1: His Brain and Eyes Were Stolen
Einstein intended that his body be cremated and his ashes scattered secretly, so as to avoid the possibility of admirers making a shrine of his grave. But when pathologist Dr. Thomas Harvey walked into the Princeton morgue on April 18, 1955, all of that went out the window. Presented with the opportunity to study the brain of one of the great geniuses of the age, and without permission, authority or experience as a neuroscientist, he absconded with 2.7 pounds (1.2 kilograms) of Einstein's gray matter. He also removed the deceased physicist's eyeballs and gave them to Einstein's eye doctor, Henry Adams. They remain in a New York City safe deposit box to this day [sources: Schifrin; Toland].
A tragicomic series of road trips ensued, with Harvey storing slices and chunks of the brain in jars, first in his basement, then in a cider box squirreled away beneath a beer cooler as he relocated after losing his medical license, then in the backseat of a reporter's car. He apparently intended to study the brain and determine what made it so smart, but in 43 years he never got around to it, perhaps because he moved around so much or because lacked the expertise and funding.
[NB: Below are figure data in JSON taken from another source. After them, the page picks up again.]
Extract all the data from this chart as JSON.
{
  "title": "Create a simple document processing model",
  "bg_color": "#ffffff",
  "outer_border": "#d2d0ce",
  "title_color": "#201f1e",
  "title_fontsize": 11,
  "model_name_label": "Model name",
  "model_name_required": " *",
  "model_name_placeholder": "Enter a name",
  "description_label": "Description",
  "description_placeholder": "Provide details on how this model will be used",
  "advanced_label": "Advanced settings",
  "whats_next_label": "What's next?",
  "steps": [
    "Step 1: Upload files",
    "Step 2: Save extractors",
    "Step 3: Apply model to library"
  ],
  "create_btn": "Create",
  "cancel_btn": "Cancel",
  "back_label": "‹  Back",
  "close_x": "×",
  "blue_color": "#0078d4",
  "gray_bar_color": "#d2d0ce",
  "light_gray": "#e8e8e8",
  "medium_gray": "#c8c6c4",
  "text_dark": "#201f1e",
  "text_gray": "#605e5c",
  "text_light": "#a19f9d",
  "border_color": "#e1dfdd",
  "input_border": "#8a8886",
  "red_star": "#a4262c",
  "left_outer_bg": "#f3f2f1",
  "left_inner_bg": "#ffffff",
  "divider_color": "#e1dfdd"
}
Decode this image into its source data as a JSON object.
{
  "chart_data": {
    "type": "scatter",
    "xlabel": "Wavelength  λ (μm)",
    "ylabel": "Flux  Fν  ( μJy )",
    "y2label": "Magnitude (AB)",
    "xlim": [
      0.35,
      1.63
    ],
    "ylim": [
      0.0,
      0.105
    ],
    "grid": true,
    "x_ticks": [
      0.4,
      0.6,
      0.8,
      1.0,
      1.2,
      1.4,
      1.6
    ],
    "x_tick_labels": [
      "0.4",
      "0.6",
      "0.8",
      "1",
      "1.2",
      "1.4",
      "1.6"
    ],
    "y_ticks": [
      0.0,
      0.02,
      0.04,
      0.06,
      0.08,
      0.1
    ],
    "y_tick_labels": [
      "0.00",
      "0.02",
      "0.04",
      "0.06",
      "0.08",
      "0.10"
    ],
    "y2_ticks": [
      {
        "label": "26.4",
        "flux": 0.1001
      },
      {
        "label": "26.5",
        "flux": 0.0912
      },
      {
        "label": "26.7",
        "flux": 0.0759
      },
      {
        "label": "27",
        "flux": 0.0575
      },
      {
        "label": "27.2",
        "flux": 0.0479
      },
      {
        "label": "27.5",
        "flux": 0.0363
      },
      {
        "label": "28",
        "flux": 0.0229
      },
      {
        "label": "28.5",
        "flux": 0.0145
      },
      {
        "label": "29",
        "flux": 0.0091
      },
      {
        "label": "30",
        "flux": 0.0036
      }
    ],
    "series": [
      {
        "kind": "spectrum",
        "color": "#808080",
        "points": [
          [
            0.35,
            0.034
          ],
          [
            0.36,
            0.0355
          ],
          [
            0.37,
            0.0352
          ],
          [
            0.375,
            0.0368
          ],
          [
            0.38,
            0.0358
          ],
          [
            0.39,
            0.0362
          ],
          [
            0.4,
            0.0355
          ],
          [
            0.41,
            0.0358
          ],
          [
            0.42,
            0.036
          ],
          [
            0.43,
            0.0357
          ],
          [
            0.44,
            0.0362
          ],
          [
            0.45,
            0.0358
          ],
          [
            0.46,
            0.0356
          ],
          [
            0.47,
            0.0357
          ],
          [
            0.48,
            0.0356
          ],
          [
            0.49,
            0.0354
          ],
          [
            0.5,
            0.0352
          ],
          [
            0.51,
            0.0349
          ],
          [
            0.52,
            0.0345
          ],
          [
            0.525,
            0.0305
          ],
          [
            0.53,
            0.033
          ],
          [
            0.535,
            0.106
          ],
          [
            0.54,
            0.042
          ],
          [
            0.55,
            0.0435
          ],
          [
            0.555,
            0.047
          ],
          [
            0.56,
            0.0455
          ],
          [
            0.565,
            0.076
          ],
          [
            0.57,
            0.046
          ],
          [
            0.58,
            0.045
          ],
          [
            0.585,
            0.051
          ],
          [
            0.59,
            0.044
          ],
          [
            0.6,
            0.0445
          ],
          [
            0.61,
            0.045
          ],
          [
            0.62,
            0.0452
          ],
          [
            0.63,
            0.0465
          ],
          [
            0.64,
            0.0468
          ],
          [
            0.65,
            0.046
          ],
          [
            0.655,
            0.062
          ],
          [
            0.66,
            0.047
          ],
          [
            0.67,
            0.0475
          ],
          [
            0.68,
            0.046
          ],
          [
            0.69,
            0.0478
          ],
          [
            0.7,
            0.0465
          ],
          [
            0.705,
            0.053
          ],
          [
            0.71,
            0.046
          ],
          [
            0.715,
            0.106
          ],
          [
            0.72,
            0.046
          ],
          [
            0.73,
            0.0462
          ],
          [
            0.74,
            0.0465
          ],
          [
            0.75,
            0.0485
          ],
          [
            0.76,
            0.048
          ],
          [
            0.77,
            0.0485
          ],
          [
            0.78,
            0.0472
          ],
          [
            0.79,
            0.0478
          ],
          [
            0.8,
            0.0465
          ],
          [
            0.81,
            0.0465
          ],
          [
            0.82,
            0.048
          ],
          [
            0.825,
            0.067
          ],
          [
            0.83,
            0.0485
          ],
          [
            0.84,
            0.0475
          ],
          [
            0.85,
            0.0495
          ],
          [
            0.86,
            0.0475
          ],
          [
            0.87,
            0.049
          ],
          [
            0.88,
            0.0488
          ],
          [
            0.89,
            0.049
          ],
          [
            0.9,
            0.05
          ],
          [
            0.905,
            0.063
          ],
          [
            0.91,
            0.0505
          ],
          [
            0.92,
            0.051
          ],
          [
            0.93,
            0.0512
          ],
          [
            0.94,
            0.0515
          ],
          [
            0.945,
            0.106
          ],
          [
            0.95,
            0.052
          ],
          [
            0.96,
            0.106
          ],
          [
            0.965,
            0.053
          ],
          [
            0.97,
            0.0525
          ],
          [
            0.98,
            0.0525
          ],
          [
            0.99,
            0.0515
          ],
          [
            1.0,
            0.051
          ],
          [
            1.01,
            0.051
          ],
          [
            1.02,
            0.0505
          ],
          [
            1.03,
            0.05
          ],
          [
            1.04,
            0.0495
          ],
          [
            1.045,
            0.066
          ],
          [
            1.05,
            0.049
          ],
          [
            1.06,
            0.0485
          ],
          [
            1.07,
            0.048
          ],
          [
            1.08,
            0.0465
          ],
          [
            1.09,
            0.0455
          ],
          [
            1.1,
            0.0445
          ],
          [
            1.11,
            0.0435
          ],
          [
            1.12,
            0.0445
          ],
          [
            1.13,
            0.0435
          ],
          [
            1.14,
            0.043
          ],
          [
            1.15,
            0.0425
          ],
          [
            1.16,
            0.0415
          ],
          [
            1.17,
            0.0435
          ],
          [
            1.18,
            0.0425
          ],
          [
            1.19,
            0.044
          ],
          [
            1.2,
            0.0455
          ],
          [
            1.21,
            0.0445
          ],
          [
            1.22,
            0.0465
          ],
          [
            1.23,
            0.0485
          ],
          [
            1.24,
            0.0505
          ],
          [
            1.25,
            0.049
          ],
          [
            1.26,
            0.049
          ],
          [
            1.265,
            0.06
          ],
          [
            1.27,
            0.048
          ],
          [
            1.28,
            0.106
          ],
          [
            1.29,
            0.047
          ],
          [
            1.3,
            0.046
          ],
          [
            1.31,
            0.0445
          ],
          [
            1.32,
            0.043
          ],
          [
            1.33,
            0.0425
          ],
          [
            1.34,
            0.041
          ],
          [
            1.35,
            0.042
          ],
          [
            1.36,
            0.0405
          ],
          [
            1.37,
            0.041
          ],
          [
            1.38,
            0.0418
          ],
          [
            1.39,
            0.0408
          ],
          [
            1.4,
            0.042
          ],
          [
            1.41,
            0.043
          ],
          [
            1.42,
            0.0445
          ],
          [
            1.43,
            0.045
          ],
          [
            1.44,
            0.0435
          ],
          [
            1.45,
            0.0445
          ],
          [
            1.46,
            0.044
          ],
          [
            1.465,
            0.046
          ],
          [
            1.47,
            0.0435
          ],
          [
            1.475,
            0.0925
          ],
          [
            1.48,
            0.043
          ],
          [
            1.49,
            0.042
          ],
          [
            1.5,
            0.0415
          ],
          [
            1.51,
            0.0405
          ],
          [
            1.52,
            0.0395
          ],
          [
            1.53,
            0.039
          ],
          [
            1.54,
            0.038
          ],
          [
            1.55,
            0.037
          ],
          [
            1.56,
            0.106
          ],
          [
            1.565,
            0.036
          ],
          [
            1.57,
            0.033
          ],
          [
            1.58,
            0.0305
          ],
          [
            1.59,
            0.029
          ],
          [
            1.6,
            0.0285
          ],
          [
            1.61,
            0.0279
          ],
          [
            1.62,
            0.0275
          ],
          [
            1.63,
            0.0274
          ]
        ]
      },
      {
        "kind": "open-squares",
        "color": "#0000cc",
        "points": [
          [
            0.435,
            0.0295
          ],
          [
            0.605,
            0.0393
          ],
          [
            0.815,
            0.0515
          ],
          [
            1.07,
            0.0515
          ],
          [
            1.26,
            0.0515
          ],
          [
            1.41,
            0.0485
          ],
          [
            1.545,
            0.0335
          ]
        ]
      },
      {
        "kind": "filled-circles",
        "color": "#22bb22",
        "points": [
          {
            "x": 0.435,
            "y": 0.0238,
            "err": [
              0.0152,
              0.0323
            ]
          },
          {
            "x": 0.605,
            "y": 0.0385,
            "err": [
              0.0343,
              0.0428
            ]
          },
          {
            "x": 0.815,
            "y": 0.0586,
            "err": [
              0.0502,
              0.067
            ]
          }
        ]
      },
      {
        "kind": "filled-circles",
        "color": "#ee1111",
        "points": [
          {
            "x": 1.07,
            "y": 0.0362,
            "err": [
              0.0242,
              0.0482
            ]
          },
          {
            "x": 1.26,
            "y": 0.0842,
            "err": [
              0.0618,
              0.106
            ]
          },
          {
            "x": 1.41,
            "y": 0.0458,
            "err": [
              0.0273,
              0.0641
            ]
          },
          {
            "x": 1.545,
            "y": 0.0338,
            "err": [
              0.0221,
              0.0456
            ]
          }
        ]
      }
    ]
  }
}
Ultimately, he returned most of the brain to Princeton, bringing the physicist's postmortem peregrination full circle [sources: Schifrin; Toland].
Lots More Information
Author's Note: 10 Things You Didn't Know About Einstein
Historical views of great men and women undergo pendulum swings, and Einstein is no different. I've done my best to occupy the middle ground throughout this article, which unfortunately is no guarantee of being correct, only of minimizing the damage if my sources have erred. Consequently, I may have left out the occasional juicy tidbit or sidestepped some of the wilder assertions of armchair analysts, which I think is just as well.
Two of the most unrealistic expectations we have of our heroes are that they achieve everything single-handedly, without precursor or colleague, and that they somehow engage in obsessive pursuit of their goals without cost to themselves or to those around them. I have yet to find a case in which either held true, let alone both. If Einstein was a flawed genius, then he was in good company.